## Overview

The goal of this project was to transfer the style from an input image to another image without making the content unrecognizable. To do this we first picked two different images, one called the content image and one called the style image.

Then we had to construct two different distance functions. One for the style and one for the content. This takes some pretty intense math, but a good explanation is provided in the original paper.1

The output images were then created by finding an image that is low in distance both from the content and the style image. This was calculated from multiple layers of the neural network by using their feature maps (convolution layers).

Because not all images are close to both, we used gradient descent to approach the representation we wanted. To do this the optimizer used the sum of the two gradients from each loss.

## Applying Style Transfer

A great set of starter code for this can be found in the Pytorch tutorials.2 It also contains a great explanation of the content and style loss implementations.

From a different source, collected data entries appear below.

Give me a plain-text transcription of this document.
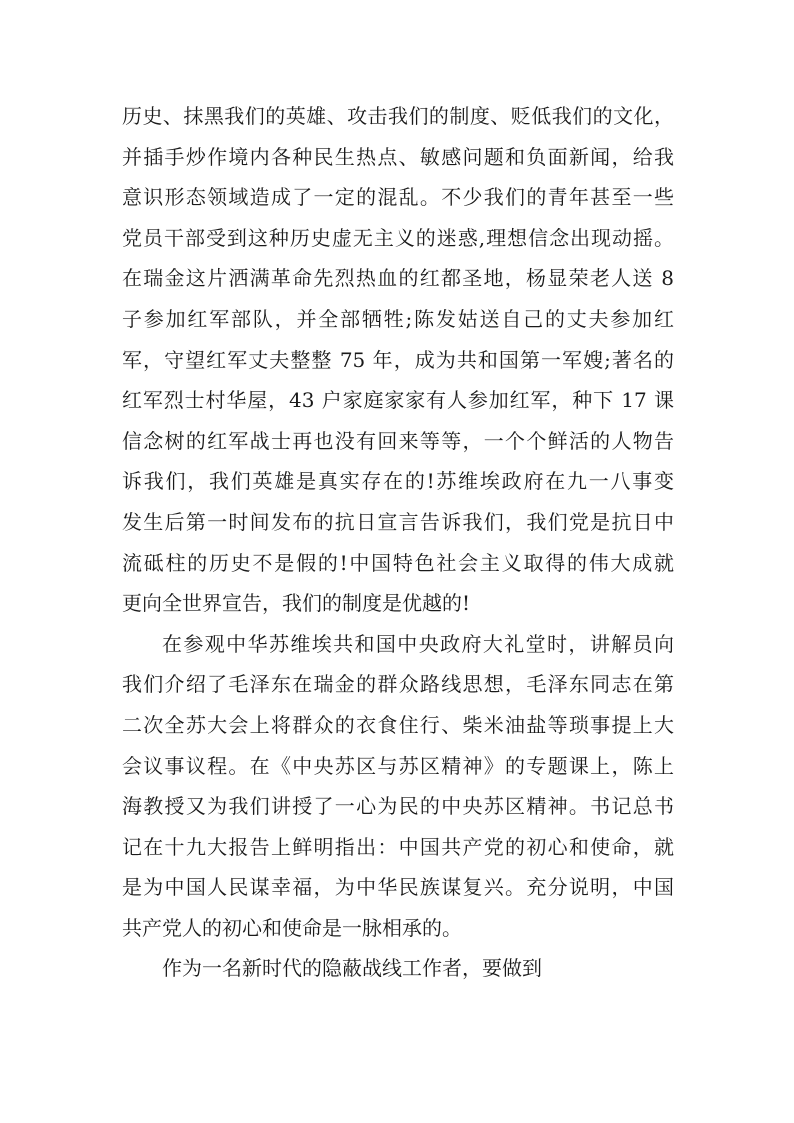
历史、抹黑我们的英雄、攻击我们的制度、贬低我们的文化，
并插手炒作境内各种民生热点、敏感问题和负面新闻，给我
意识形态领域造成了一定的混乱。不少我们的青年甚至一些
党员干部受到这种历史虚无主义的迷惑,理想信念出现动摇。
在瑞金这片洒满革命先烈热血的红都圣地，杨显荣老人送 8
子参加红军部队，并全部牺牲;陈发姑送自己的丈夫参加红
军，守望红军丈夫整整 75 年，成为共和国第一军嫂;著名的
红军烈士村华屋，43 户家庭家家有人参加红军，种下 17 课
信念树的红军战士再也没有回来等等，一个个鲜活的人物告
诉我们，我们英雄是真实存在的!苏维埃政府在九一八事变
发生后第一时间发布的抗日宣言告诉我们，我们党是抗日中
流砥柱的历史不是假的!中国特色社会主义取得的伟大成就
更向全世界宣告，我们的制度是优越的!
在参观中华苏维埃共和国中央政府大礼堂时，讲解员向
我们介绍了毛泽东在瑞金的群众路线思想，毛泽东同志在第
二次全苏大会上将群众的衣食住行、柴米油盐等琐事提上大
会议事议程。在《中央苏区与苏区精神》的专题课上，陈上
海教授又为我们讲授了一心为民的中央苏区精神。书记总书
记在十九大报告上鲜明指出：中国共产党的初心和使命，就
是为中国人民谋幸福，为中华民族谋复兴。充分说明，中国
共产党人的初心和使命是一脉相承的。
作为一名新时代的隐蔽战线工作者，要做到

The general approach to style transfer is this:

1. Read in two images and resize them to the same size
2. Load in the pretrained network
3. Combine the two losses for each ‘important’ layer of the network

There are two specific implementation details of the optimizer I would like to focus on.

## Optimizer

The first is the choice of optimizer for Neural Transfer. The authors of the original paper suggest using the LBFGS optimization algorithm. So lets dive in to what makes this different from the normal Adam optimizer.

First the Broyden–Fletcher–Goldfarb–Shanno (BFGS) algorithm is a famous optimization approach. It finds the gradient by computing the N x N approximation of the inverse Hessian matrix.3

The problem with this algorithm is the memory required to store the N x N approximation. Especially in our case where we have multiple layers being fed into the optimizer.

This is why the authors suggest using LBFGS or low memory BFGS. Instead of storing the N X N approximation, LBFGS stores a few vectors that approximate the inverse Hessian. This is the reason it is well suited for optimization with a large number of variables like we have in style transfer.

The last implementation detail is handling the fact that LBFGS recalculates the gradient multiple times. Because of this we have to include a closure method in our optimization step.

This is so each time pytorch needs to recalculate the gradient, it can run the whole function. To do this we define it in the running loop for the model, and pass it in to the optimizer as seen below:

while(True):      # running loop
def closure():
...           # optimizer calculation
optimizer.step(closure)


## Conclusion

Style transfer is a pretty cool application of deep learning, but it does have many nuances to understand. While it is a small niche of deep learning, I think it is worth learning just for the cool pictures.

As a part of this project I used both VGG and SqueezeNet to do style transfer. I recommend you try VGG and some other pretrained network, because it will give you experience working with different types of layers and model architectures.